Now that the winter is settling in, the critical tasks of bringing all components together becomes paramount – no easy feat when team members reside in three different countries. Thanks to the wonders of the Internet age, however, conversations can be instantaneous and resources abound, leaving 2012 team members amazed at how the original Miss Canada IV team created her from scratch in the Greavette boat shop during the winter of 1948-49.
Confidence abounds that new Rolls Royce engine and systems installations will begin in late spring, and Miss Canada IV will be ready for her scheduled re-launch in September. Nonetheless, everyone understands how boats can surprise even the most expert.

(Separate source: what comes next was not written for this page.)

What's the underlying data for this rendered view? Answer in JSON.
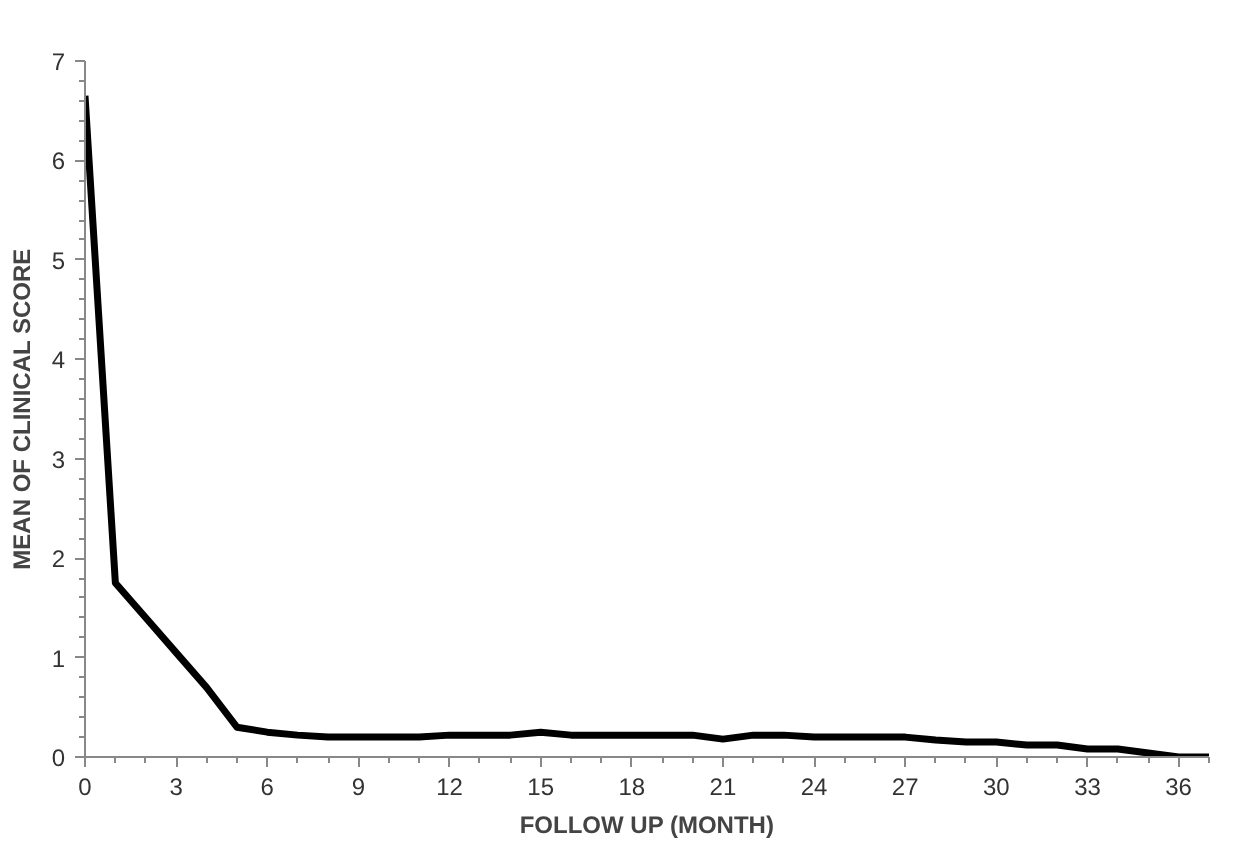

The restoration of Miss Canada IV is a labour of love for more than just the restoration team and its owner, Bobby Genovese – It’s a restoration followed by thousands who follow its progress through the internet, facebook and our communications.

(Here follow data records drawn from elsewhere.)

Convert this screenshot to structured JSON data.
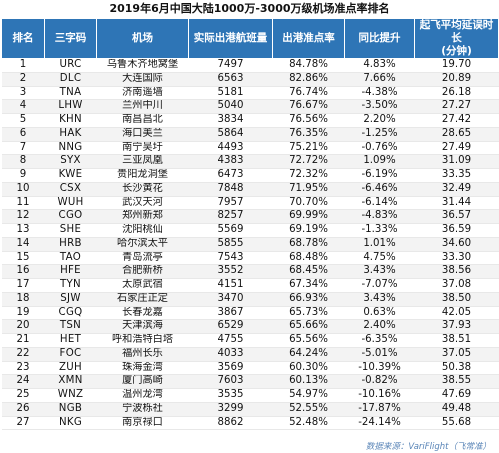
{
  "title": "2019年6月中国大陆1000万-3000万级机场准点率排名",
  "headers": {
    "rank": "排名",
    "code": "三字码",
    "airport": "机场",
    "throughput": "实际出港航班量",
    "ontime": "出港准点率",
    "yoy": "同比提升",
    "delay_line1": "起飞平均延误时长",
    "delay_line2": "(分钟)"
  },
  "rows": [
    {
      "rank": "1",
      "code": "URC",
      "airport": "乌鲁木齐地窝堡",
      "throughput": "7497",
      "ontime": "84.78%",
      "yoy": "4.83%",
      "delay": "19.70"
    },
    {
      "rank": "2",
      "code": "DLC",
      "airport": "大连国际",
      "throughput": "6563",
      "ontime": "82.86%",
      "yoy": "7.66%",
      "delay": "20.89"
    },
    {
      "rank": "3",
      "code": "TNA",
      "airport": "济南遥墙",
      "throughput": "5181",
      "ontime": "76.74%",
      "yoy": "-4.38%",
      "delay": "26.18"
    },
    {
      "rank": "4",
      "code": "LHW",
      "airport": "兰州中川",
      "throughput": "5040",
      "ontime": "76.67%",
      "yoy": "-3.50%",
      "delay": "27.27"
    },
    {
      "rank": "5",
      "code": "KHN",
      "airport": "南昌昌北",
      "throughput": "3834",
      "ontime": "76.56%",
      "yoy": "2.20%",
      "delay": "27.42"
    },
    {
      "rank": "6",
      "code": "HAK",
      "airport": "海口美兰",
      "throughput": "5864",
      "ontime": "76.35%",
      "yoy": "-1.25%",
      "delay": "28.65"
    },
    {
      "rank": "7",
      "code": "NNG",
      "airport": "南宁吴圩",
      "throughput": "4493",
      "ontime": "75.21%",
      "yoy": "-0.76%",
      "delay": "27.49"
    },
    {
      "rank": "8",
      "code": "SYX",
      "airport": "三亚凤凰",
      "throughput": "4383",
      "ontime": "72.72%",
      "yoy": "1.09%",
      "delay": "31.09"
    },
    {
      "rank": "9",
      "code": "KWE",
      "airport": "贵阳龙洞堡",
      "throughput": "6473",
      "ontime": "72.32%",
      "yoy": "-6.19%",
      "delay": "33.35"
    },
    {
      "rank": "10",
      "code": "CSX",
      "airport": "长沙黄花",
      "throughput": "7848",
      "ontime": "71.95%",
      "yoy": "-6.46%",
      "delay": "32.49"
    },
    {
      "rank": "11",
      "code": "WUH",
      "airport": "武汉天河",
      "throughput": "7957",
      "ontime": "70.70%",
      "yoy": "-6.14%",
      "delay": "31.44"
    },
    {
      "rank": "12",
      "code": "CGO",
      "airport": "郑州新郑",
      "throughput": "8257",
      "ontime": "69.99%",
      "yoy": "-4.83%",
      "delay": "36.57"
    },
    {
      "rank": "13",
      "code": "SHE",
      "airport": "沈阳桃仙",
      "throughput": "5569",
      "ontime": "69.19%",
      "yoy": "-1.33%",
      "delay": "36.59"
    },
    {
      "rank": "14",
      "code": "HRB",
      "airport": "哈尔滨太平",
      "throughput": "5855",
      "ontime": "68.78%",
      "yoy": "1.01%",
      "delay": "34.60"
    },
    {
      "rank": "15",
      "code": "TAO",
      "airport": "青岛流亭",
      "throughput": "7543",
      "ontime": "68.48%",
      "yoy": "4.75%",
      "delay": "33.30"
    },
    {
      "rank": "16",
      "code": "HFE",
      "airport": "合肥新桥",
      "throughput": "3552",
      "ontime": "68.45%",
      "yoy": "3.43%",
      "delay": "38.56"
    },
    {
      "rank": "17",
      "code": "TYN",
      "airport": "太原武宿",
      "throughput": "4151",
      "ontime": "67.34%",
      "yoy": "-7.07%",
      "delay": "37.08"
    },
    {
      "rank": "18",
      "code": "SJW",
      "airport": "石家庄正定",
      "throughput": "3470",
      "ontime": "66.93%",
      "yoy": "3.43%",
      "delay": "38.50"
    },
    {
      "rank": "19",
      "code": "CGQ",
      "airport": "长春龙嘉",
      "throughput": "3867",
      "ontime": "65.73%",
      "yoy": "0.63%",
      "delay": "42.05"
    },
    {
      "rank": "20",
      "code": "TSN",
      "airport": "天津滨海",
      "throughput": "6529",
      "ontime": "65.66%",
      "yoy": "2.40%",
      "delay": "37.93"
    },
    {
      "rank": "21",
      "code": "HET",
      "airport": "呼和浩特白塔",
      "throughput": "4755",
      "ontime": "65.56%",
      "yoy": "-6.35%",
      "delay": "38.51"
    },
    {
      "rank": "22",
      "code": "FOC",
      "airport": "福州长乐",
      "throughput": "4033",
      "ontime": "64.24%",
      "yoy": "-5.01%",
      "delay": "37.05"
    },
    {
      "rank": "23",
      "code": "ZUH",
      "airport": "珠海金湾",
      "throughput": "3569",
      "ontime": "60.30%",
      "yoy": "-10.39%",
      "delay": "50.38"
    },
    {
      "rank": "24",
      "code": "XMN",
      "airport": "厦门高崎",
      "throughput": "7603",
      "ontime": "60.13%",
      "yoy": "-0.82%",
      "delay": "38.55"
    },
    {
      "rank": "25",
      "code": "WNZ",
      "airport": "温州龙湾",
      "throughput": "3535",
      "ontime": "54.97%",
      "yoy": "-10.16%",
      "delay": "47.69"
    },
    {
      "rank": "26",
      "code": "NGB",
      "airport": "宁波栎社",
      "throughput": "3299",
      "ontime": "52.55%",
      "yoy": "-17.87%",
      "delay": "49.48"
    },
    {
      "rank": "27",
      "code": "NKG",
      "airport": "南京禄口",
      "throughput": "8862",
      "ontime": "52.48%",
      "yoy": "-24.14%",
      "delay": "55.68"
    }
  ],
  "source": "数据来源：VariFlight（飞常准）",
  "colors": {
    "header_bg": "#2e75b6",
    "header_text": "#ffffff",
    "stripe": "#f3f3f3"
  }
}
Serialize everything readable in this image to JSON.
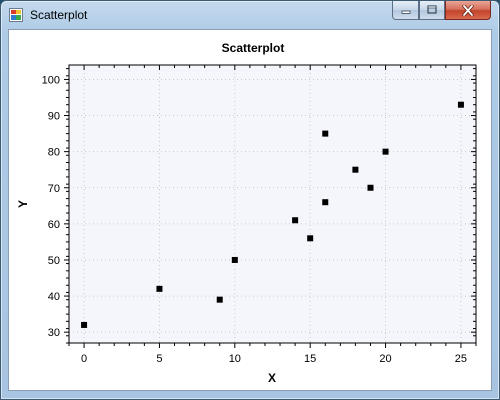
{
  "window": {
    "title": "Scatterplot",
    "controls": {
      "minimize": "minimize",
      "maximize": "maximize",
      "close": "close"
    }
  },
  "colors": {
    "plot_background": "#f5f6fc",
    "point": "#000000",
    "grid": "#c8c8d0",
    "close_button": "#c8432a"
  },
  "chart_data": {
    "type": "scatter",
    "title": "Scatterplot",
    "xlabel": "X",
    "ylabel": "Y",
    "xlim": [
      -1,
      26
    ],
    "ylim": [
      27,
      104
    ],
    "x_ticks": [
      0,
      5,
      10,
      15,
      20,
      25
    ],
    "y_ticks": [
      30,
      40,
      50,
      60,
      70,
      80,
      90,
      100
    ],
    "grid": true,
    "legend": false,
    "points": [
      {
        "x": 0,
        "y": 32
      },
      {
        "x": 5,
        "y": 42
      },
      {
        "x": 9,
        "y": 39
      },
      {
        "x": 10,
        "y": 50
      },
      {
        "x": 14,
        "y": 61
      },
      {
        "x": 15,
        "y": 56
      },
      {
        "x": 16,
        "y": 85
      },
      {
        "x": 16,
        "y": 66
      },
      {
        "x": 18,
        "y": 75
      },
      {
        "x": 19,
        "y": 70
      },
      {
        "x": 20,
        "y": 80
      },
      {
        "x": 25,
        "y": 93
      }
    ]
  }
}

Stay tuned to Woody Boater for more updates, you can also follow us on Facebook by clicking here at Harold & Lorna and Miss Canada IV and thanks for your interest.
To learn more about Tom Adams Boat Builder and see more photos of Miss Canada IV’s restoration, you can click here to go to his website.
You can also contact the Miss Canada IV Restoration Team by calling Jamie Smith: telephone 705 645 1991 or by e-mail at firstname.lastname@example.org
Our Winter Harold & Lorna and Miss Canada IV newsletter is planned for late January/early February. We will have some exciting news to share with you about the film and Miss Canada IV… lots of interesting things are happening!! If you are in the area, don’t forget to plan on doing the ACBS Toronto Spring Tour on Saturday, April 21st, 2012. Who knows you might even see a 3,000 hp Rolls Royce Griffon engine waiting to be installed in Miss Canada IV! To all of you from all of us, we wish you a happy and prosperous 2012.
Harry Wilson & Jamie Smith
Miss Canada IV Restoration Team
Thank guys for the update on Miss Canada IV, it’s an amazing story and one of a kind restoration project. We are looking forward to seeing her next summer when we are in the Muskoka area. – Texx
Pretty cool, cant wait to see it finished!
Love the resto…. The question mentioned above. What about the boat’s historic turning problems? (try a deeper, wedge rudder)
If you are restoring the boat you restore it with the original rudder… It is a historic piece and should be kept original… A bigger rudder does not always make things turn better… They can change the attitude in a turn and make the boat more dangerous to run… The designers of the time knew what they were doing… Douglas Van Patten was pretty smart… Love when today’s restorers think they are smarter than people of the past… In most cases they are not…
Thank you for the kind words about my father, naval architect, Douglas Van Patten; and also for your many contributions to the sport and avocation of classic and antique boating. My father had great respect for your views and opinions, and was very fond of you.
With best wishes, Doug Van Patten III
Douglass I met your dad back in the 1980s I was just a teenager…
Your dad along with a number of other old-timers from Century treated me like I was an equal… I never had that from strangers before… It seemed to be more respect than I deserved at the time but I think I learned more because of their treatment of me… I try to do the same with young people that I meet today… I did love talking to your dad and the others…
Just need to let everyone know the date of the ACBS Toronto Spring Tour of local Muskoka and near by boat restoration shops, is Saturday, April 21st, NOT April 28th as I had written. My mistake … sorry about that!
The registration for the event will be posted soon at http://www.acbs.ca.
Thanks Jamie, the story was updated to show the correct date for the Toronto ACBS Spring Tour.
Did you notice the oil leaking out of the motor? Must be Brittish!